Named for a courageous Russian freedom fighter of World War II, Zoya Phan was born in the remote jungles of Burma to the Karen ethnic group, who since the 1960’s has struggled for freedom and democracy against the brutal Burmese military dictatorship. Notorious for the bloody October 2007 crackdown on the “Saffron Revolution” of Buddhist monks, Burma’s fascist government also continues to imprison and persecute Nobel Prize winner Aung San Suu Kyi. Zoya is a true daughter of the revolution—her mother was a guerilla soldier and her father a pro-democracy leader—but even though her family constantly lived in hiding, her parents educated her and her siblings to understand the importance of resisting the repressive, to hold their dreams of living in a free society, and to survive myriad relentless attacks.
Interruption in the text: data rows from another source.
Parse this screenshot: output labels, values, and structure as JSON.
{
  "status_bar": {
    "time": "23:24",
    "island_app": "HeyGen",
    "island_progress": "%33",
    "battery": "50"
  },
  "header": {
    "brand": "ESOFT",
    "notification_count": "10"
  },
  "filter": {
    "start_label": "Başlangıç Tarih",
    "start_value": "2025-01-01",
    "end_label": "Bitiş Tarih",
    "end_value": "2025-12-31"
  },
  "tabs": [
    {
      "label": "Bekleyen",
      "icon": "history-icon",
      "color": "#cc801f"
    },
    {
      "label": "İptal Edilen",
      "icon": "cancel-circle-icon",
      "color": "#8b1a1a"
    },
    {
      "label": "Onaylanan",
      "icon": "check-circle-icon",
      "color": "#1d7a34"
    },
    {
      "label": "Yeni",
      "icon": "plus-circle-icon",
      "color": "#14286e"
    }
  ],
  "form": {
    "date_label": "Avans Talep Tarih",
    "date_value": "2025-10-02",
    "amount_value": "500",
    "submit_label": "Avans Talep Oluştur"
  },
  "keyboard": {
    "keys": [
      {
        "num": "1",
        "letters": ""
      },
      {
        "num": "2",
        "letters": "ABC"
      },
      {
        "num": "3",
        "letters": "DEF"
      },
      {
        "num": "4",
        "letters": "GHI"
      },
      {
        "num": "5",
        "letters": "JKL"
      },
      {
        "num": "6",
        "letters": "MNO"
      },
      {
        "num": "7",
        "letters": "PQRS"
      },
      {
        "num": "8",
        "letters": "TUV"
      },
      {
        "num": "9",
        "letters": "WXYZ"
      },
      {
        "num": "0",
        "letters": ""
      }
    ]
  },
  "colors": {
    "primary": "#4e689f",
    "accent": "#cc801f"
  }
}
At fourteen, Zoya’s idyllic childhood was shattered as Burmese aircraft bombed her village and her family. Her family fled by canoe across the Moi River and for ten years they lived with thousands of refugees in camps where she witnessed unspeakable horrors. Her family scattered—her brothers deeper into the war while she and her sister were stuck in the despair of the refugee camps.
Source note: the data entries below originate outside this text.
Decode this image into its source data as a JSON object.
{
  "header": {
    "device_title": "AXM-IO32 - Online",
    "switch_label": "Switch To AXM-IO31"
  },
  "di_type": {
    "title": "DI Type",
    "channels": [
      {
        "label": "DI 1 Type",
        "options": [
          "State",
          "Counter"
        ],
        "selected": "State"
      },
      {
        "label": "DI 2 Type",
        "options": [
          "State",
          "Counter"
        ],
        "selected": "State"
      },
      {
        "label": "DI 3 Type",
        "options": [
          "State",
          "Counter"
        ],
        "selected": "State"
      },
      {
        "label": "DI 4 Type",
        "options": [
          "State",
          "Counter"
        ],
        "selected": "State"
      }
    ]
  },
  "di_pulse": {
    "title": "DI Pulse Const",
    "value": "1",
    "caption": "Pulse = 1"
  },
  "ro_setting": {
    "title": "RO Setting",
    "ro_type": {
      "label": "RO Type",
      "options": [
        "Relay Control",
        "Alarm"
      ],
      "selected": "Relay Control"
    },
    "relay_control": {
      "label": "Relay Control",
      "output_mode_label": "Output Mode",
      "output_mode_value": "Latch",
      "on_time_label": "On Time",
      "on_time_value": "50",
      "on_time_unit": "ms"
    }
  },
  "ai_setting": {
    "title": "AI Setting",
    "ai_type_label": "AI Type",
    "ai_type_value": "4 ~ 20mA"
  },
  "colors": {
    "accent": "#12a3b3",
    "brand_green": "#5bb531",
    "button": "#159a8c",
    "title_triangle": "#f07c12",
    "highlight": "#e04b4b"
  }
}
Even after Zoya won a scholarship to study in neighboring Thailand she was forced to remain in hiding since she was living there as an illegal immigrant. In 2005 she fled as a refugee to the United Kingdom, where at a “Free Burma” protest, Zoya was interviewed on BBC Newsnight, the first of countless interviews. She made her first major public address to 3,000 delegates at the 2007 Conservative Party Conference and is now fulfilling her father’s vision of her life and appealing their cause to politicians, presidents, and celebrities, becoming the face of an enslaved nation. Like Ayaan Hirsi Ali, Zoya has become a powerful spokesperson against oppressors, despite the dangers posed to her life.
Today Zoya Phan is the International Coordinator of the Burma Campaign UK and is regularly interviewed by major national and international media including the BBC, CNN, Sky and Al Jazeera.